Avec Le Mélange des genres, Michel Leclerc continue d’explorer les fractures de notre temps à travers le prisme de la comédie sociale. Après la religion (Télé Gaucho), l’identité (La Lutte des classes) ou encore l’engagement politique (Le Nom des gens), il s’attaque ici au terrain miné des rapports entre féminisme, masculinité et justice médiatique. Mais derrière la promesse d’un regard équilibré se cache un récit où le rire finit par pencher, un peu trop nettement, d’un seul côté.
Un dispositif risqué, un humour bien rodé
Le film suit Simone (Léa Drucker), policière conservatrice infiltrée dans un collectif féministe, et Paul (Benjamin Lavernhe), comédien effacé, accusé à tort d’agression sexuelle. Dès le départ, Leclerc pose le décor : celui d’un monde fragmenté, où les récits s’entrechoquent plus qu’ils ne dialoguent. Le film avance sur le fil, dans une tension entre l’envie d’en rire et le besoin de comprendre.
On retrouve ce qui fait la patte du cinéaste : des dialogues ciselés, une écriture vive, des situations volontairement absurdes. Lavernhe, notamment, brille par son jeu d’innocence pathétique, donnant chair à un homme dépassé par la virulence des débats.

Mais un déséquilibre problématique
Si l’intention semble louable — confronter les dogmatismes, pointer les excès sans rejeter les combats — le film glisse peu à peu vers un déséquilibre gênant. Car à mesure que l’intrigue avance, ce sont surtout les militantes féministes qui deviennent les cibles principales du comique. Le collectif infiltré est caricaturé jusqu’à l’absurde, parfois même au grotesque. Et si l’on rit, c’est trop souvent contre elles plutôt que avec elles.
On comprend bien ce que vise Michel Leclerc : l’aveuglement idéologique, le piège du radicalisme, la confusion entre justice et vengeance. Mais en concentrant l’humour sur les militantes, le film oublie de réaffirmer la légitimité de leurs combats. Le danger, ici, n’est pas l’irrévérence — bienvenue — mais l’absence de contrechamp sincère.
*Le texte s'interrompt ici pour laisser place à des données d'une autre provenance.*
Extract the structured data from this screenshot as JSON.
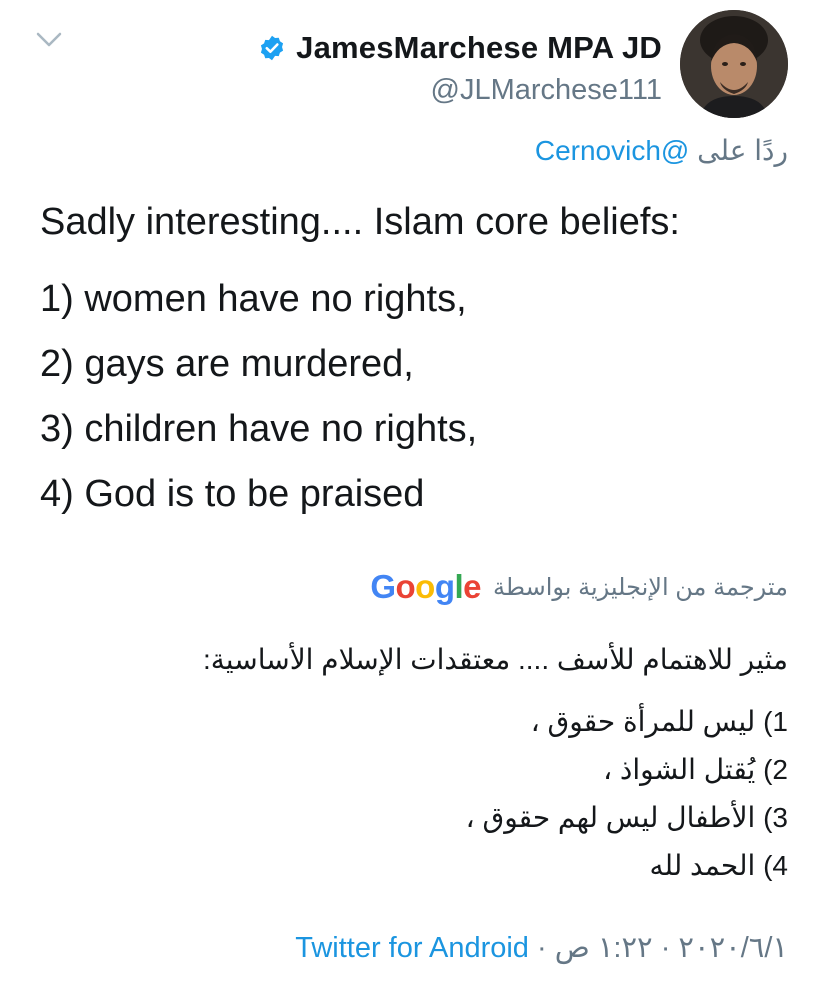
{
  "header": {
    "display_name": "JamesMarchese MPA JD",
    "handle": "@JLMarchese111",
    "verified_icon": "verified-badge-icon",
    "menu_icon": "chevron-down-icon"
  },
  "reply": {
    "prefix": "ردًا على",
    "mention": "@Cernovich"
  },
  "tweet": {
    "intro": "Sadly interesting.... Islam core beliefs:",
    "lines": [
      "1) women have no rights,",
      "2) gays are murdered,",
      "3) children have no rights,",
      "4) God is to be praised"
    ]
  },
  "translation": {
    "label": "مترجمة من الإنجليزية بواسطة",
    "provider_letters": [
      "G",
      "o",
      "o",
      "g",
      "l",
      "e"
    ],
    "provider_colors": [
      "#4285F4",
      "#EA4335",
      "#FBBC05",
      "#4285F4",
      "#34A853",
      "#EA4335"
    ],
    "intro": "مثير للاهتمام للأسف .... معتقدات الإسلام الأساسية:",
    "lines": [
      "1) ليس للمرأة حقوق ،",
      "2) يُقتل الشواذ ،",
      "3) الأطفال ليس لهم حقوق ،",
      "4) الحمد لله"
    ]
  },
  "meta": {
    "datetime": "٢٠٢٠/٦/١ · ١:٢٢ ص",
    "separator": " · ",
    "app": "Twitter for Android"
  },
  "colors": {
    "link": "#1b95e0",
    "secondary_text": "#657786",
    "primary_text": "#14171a"
  }
}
Une comédie de l’époque, pas de la réconciliation
On aurait aimé que Le Mélange des genres propose un regard vraiment partagé, capable de faire droit aux sensibilités de chacun. Or, le portrait du personnage masculin, faussement accusé, se pare d’une humanité que l’on refuse aux autres. Il est doux, maladroit, drôle malgré lui — elles sont hargneuses, hystériques, ridiculisées. Au final, c’est une certaine idée du féminisme qui devient risible, et non ses caricatures.
Le film se veut un appel au dialogue. Il n’est pas malveillant, et conserve un ton bienveillant, presque tendre. Mais il reflète un biais tenace : celui qui, sous couvert de nuance, finit par tourner la cause féministe en dérision.